The later self-destruction of Nixon changed the political dynamics of Lennon’s case. Watergate et al made the deportation effort look even more ridiculous. Eventually the Gerald Ford administration allowed Lennon to obtain a green card. The judge on the case ruled that Lennon’s earlier British pot bust was not an adequate basis to deny him residency. The history around the deportation effort is well-described in Jon Wiener’s book Come Together.
The FOIA battle around complete release of FBI records relating to Lennon went on for many years until 2006 when Wiener prevailed and withheld records were released. Since national security is now regularly invoked as a reason not to disclose information, I wanted to mention that the FBI had argued, in opposition to release of information, that releasing Lennon’s records could cause military retaliation against the U.S.. I am not making this up.
My personal favorite tidbit of information from the FBI files was the report that the FBI uncovered that a neighbor of Lennon’s had a parrot that would say “right on” when he was engaged in heated arguments.
While John provides a kaleidoscope of images and periods in his life, my impression is that for all his wealth and fame, he was miserable. When he went to the primal scream therapist Arthur Janov, John was quoted saying,
“Well, his thing is to feel the pain that’s accumulated inside you ever since your childhood. I had to do it to really kill off all the religious myths. In the therapy you really feel every painful moment of your life – it’s excruciating, you are forced to realize that your pain, the kind that makes you wake up afraid with your heart pounding, is really yours and not the result of somebody up in the sky. It is the result of your parents and your environment…
All of us growing up have to come to terms with too much pain. Although we repress it, it is still there. The worst pain is that of not being wanted, of realizing your parents do not need you in the way you need them.”
John never was at peace and his fame and wealth put him at a distance from everyday people.
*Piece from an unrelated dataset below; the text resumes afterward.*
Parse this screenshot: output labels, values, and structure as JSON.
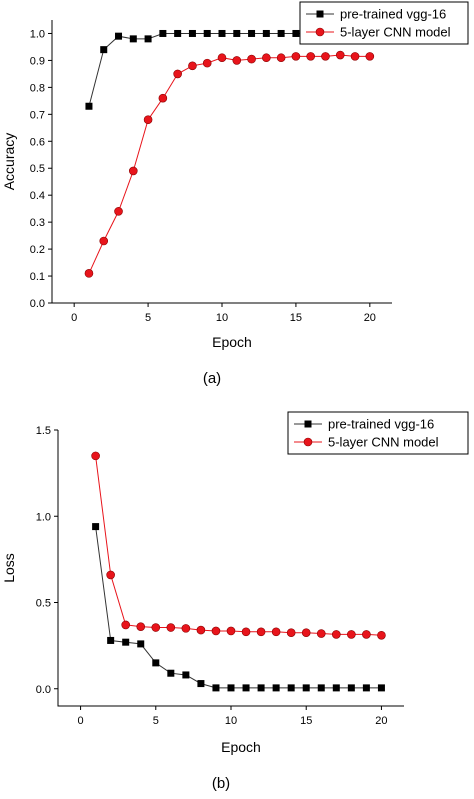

It does not denigrate his music to recognize that he spent much of his life living in a cocoon. His last years do not appear much different than Elvis as far as his personal happiness. For all the great music, based on credible accounts (eg Albert Goldman) his life appeared pretty awful.
John once said there are two types of people in the world – people who are confident because they know they have the ability to create and people who have been demoralized who have no confidence in themselves because they have been told they have no creative ability but must just take orders. John’s creativity left a legacy of wonderful music that millions will continue to enjoy for a long time to come.